University of Maryland School of Pharmacy students reflect on their role vaccinating patients after their first day working at the COVID-19 clinic at the University of Maryland, Baltimore’s Southern Management Corporation Campus Center.
Jan. 13, 2021
Overall, the first day went very well. I went into the rotation open-minded and ready to serve the community. All the staff were very welcoming and appreciative of the help we pharmacy students were offering. After a couple vaccinations, I had a good workflow (except for forgetting to turn my light on and off when I was available or not). All my patients were honored and thankful to receive the vaccine. I believe this had a lot to do with most of them being in health care or health care students. I administered 26 vaccinations and am looking forward to doing more over the next five weeks.
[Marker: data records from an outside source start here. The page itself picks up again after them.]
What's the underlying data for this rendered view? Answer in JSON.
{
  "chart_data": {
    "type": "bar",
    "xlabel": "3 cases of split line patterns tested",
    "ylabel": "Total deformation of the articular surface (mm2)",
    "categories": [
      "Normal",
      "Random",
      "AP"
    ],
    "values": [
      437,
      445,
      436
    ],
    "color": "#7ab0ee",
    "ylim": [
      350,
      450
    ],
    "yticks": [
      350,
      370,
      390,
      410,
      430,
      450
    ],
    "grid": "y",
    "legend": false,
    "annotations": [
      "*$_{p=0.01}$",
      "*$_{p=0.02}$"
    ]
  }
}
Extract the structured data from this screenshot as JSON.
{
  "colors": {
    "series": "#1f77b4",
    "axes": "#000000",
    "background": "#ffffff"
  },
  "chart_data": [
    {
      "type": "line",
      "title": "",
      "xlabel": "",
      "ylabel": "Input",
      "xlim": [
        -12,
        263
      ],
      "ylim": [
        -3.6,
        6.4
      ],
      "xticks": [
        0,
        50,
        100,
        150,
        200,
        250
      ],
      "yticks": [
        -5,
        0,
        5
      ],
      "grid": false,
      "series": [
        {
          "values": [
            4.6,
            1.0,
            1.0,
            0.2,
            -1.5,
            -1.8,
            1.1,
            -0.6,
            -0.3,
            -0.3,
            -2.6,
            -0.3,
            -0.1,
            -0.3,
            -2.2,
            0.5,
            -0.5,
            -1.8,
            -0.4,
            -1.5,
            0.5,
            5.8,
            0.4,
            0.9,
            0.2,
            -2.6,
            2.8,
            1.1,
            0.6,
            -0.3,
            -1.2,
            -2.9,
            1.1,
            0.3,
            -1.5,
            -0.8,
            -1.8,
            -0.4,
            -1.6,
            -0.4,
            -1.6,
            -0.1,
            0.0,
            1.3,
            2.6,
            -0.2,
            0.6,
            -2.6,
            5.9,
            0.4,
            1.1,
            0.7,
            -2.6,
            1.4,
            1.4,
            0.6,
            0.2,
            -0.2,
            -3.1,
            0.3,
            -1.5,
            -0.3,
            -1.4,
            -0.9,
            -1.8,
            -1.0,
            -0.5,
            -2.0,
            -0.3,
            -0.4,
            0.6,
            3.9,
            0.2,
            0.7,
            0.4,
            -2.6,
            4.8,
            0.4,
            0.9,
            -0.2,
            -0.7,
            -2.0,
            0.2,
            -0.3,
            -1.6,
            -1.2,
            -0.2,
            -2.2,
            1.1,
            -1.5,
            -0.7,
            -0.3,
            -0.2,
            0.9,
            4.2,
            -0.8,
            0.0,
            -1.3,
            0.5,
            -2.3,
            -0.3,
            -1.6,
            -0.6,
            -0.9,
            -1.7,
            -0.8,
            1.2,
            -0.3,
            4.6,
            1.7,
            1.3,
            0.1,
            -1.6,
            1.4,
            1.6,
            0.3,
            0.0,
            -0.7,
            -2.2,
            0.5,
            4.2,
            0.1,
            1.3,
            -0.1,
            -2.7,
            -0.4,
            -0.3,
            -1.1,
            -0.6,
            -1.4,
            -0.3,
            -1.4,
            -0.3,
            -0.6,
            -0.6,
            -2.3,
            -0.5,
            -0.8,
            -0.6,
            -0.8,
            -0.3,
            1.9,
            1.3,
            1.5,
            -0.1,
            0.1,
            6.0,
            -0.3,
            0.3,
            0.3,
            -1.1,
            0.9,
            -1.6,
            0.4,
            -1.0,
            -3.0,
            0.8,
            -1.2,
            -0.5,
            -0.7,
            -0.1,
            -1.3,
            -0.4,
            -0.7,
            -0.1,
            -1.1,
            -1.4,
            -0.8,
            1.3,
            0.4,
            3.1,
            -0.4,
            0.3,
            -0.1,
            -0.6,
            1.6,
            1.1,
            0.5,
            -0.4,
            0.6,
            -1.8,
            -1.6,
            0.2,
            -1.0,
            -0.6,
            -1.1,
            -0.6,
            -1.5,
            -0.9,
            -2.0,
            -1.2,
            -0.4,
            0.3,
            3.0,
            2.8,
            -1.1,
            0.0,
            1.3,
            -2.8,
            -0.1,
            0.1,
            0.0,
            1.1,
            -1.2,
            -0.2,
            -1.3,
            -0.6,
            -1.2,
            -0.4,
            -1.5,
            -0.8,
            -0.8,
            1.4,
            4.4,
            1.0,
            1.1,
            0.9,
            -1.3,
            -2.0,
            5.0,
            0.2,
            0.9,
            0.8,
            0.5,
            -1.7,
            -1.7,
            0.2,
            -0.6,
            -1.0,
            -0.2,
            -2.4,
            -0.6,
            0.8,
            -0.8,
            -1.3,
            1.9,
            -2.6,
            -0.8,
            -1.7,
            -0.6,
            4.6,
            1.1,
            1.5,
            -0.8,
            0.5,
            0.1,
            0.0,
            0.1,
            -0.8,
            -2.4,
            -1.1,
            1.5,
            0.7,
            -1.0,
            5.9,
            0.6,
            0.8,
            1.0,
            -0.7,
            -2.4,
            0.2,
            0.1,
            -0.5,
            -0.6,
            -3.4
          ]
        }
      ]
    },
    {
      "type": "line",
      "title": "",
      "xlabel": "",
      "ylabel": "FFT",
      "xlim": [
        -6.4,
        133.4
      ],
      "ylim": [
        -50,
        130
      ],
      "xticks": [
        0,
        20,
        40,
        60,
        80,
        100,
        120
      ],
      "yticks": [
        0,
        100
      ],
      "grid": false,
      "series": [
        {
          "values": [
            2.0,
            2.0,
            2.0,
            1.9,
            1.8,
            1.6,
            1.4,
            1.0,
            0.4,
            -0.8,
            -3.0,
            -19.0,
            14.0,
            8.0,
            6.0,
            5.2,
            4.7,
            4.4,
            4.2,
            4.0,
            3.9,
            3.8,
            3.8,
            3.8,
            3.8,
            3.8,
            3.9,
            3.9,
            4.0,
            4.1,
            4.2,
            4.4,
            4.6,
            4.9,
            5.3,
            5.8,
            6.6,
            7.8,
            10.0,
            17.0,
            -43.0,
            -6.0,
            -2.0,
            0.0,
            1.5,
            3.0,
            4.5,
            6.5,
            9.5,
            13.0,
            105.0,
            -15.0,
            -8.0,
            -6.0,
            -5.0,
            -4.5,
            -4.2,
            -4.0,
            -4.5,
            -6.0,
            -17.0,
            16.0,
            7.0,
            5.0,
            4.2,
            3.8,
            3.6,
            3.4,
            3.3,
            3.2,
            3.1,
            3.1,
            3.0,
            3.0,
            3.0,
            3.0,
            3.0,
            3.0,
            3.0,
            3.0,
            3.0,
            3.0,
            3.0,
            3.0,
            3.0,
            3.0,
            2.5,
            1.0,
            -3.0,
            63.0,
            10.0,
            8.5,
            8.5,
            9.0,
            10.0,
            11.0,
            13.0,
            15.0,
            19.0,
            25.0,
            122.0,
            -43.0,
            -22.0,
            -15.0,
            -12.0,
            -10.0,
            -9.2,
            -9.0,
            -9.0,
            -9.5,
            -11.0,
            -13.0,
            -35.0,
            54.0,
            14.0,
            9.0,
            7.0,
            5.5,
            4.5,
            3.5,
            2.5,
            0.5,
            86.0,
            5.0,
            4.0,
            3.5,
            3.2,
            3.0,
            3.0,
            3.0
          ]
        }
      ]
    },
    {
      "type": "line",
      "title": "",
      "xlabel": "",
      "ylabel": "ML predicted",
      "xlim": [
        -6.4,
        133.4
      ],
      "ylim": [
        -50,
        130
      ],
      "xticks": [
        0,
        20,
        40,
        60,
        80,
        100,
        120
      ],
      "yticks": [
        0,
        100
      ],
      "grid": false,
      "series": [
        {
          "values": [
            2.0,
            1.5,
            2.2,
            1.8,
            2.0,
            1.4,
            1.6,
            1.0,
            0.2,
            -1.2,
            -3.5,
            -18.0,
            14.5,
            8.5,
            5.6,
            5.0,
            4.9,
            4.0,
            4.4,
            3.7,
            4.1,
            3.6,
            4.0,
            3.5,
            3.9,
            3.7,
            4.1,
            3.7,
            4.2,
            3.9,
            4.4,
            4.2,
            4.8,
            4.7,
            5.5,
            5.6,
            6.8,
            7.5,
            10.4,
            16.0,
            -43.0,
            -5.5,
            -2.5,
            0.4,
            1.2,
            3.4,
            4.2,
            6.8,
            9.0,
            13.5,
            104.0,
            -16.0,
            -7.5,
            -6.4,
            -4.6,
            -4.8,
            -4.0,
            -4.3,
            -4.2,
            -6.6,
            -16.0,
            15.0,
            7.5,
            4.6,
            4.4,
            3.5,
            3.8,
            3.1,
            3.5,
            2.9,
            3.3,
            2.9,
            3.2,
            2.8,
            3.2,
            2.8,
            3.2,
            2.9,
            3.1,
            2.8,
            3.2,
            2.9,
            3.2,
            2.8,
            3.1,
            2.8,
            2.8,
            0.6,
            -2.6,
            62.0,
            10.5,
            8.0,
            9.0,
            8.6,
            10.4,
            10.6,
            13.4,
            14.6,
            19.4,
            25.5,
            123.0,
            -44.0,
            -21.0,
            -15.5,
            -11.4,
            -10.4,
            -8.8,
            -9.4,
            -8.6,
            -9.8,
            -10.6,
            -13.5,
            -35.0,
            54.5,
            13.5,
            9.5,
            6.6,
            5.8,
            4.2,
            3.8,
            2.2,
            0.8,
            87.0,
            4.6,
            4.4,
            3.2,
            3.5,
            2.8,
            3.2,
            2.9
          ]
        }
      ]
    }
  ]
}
I’m ready for tomorrow!
Jan. 14, 2021
Today I encountered a patient with vasovagal syncope — a sudden drop in heart rate and blood pressure that leads to fainting — and a history of severe allergic reactions. She was very nervous about her possible response to this vaccine but understood the importance of getting the vaccine. She knew that the best way for her to get the vaccine was to be supine during the administration. By working with her, I was able to accommodate her needs in the clinic’s emergency reaction area where a hospital bed was provided. It was an important example of patient care and how patient comfort is a priority when administering health care. It highlights how avoiding increasing a patient’s anxiety is helpful in providing the best patient care. Also, it opened my eyes to realizing how when instituting an all-inclusive vaccine program, there will be rare cases like this that need to be planned for. The logistics required for this global undertaking simply astound me every day. Luckily, I was able to administer the vaccine and she had no negative side effects. It was a rewarding experience.
Jan. 13, 2021
Today was my first day being deployed at the COVID vaccination clinic. In the first hour, I was a bit nervous. It has been a couple of years since I administered injections, and although I have given hundreds of shots before, this felt different. I was mentally preparing for that first vaccine I would give for the day by reciting what information to ask and tell the participants and different steps to document the vaccination as well. By the end of my shift, I vaccinated 24 people, and every time someone said, “You’re so good, I didn’t feel a thing,” I smiled.
Jan. 14, 2021
There was a patient who said that she experiences vasovagal syncope when receiving vaccines. In preparation, she made sure to numb her right arm with ice before I administered the vaccine. A site lead was subsequently flagged down and a bed was prepared inside of the waiting area, after which I took all of the materials needed and administered the first dose there. Thankfully, the patient said she felt fine afterward. I then told her to continue to lie down for 30 minutes before exiting the building and left her in the care of three resource nurses. Today was definitely a rewarding experience since it was the first time that I had someone possibly having a reaction after vaccine administration. I know now what to do if such a situation occurs in the future.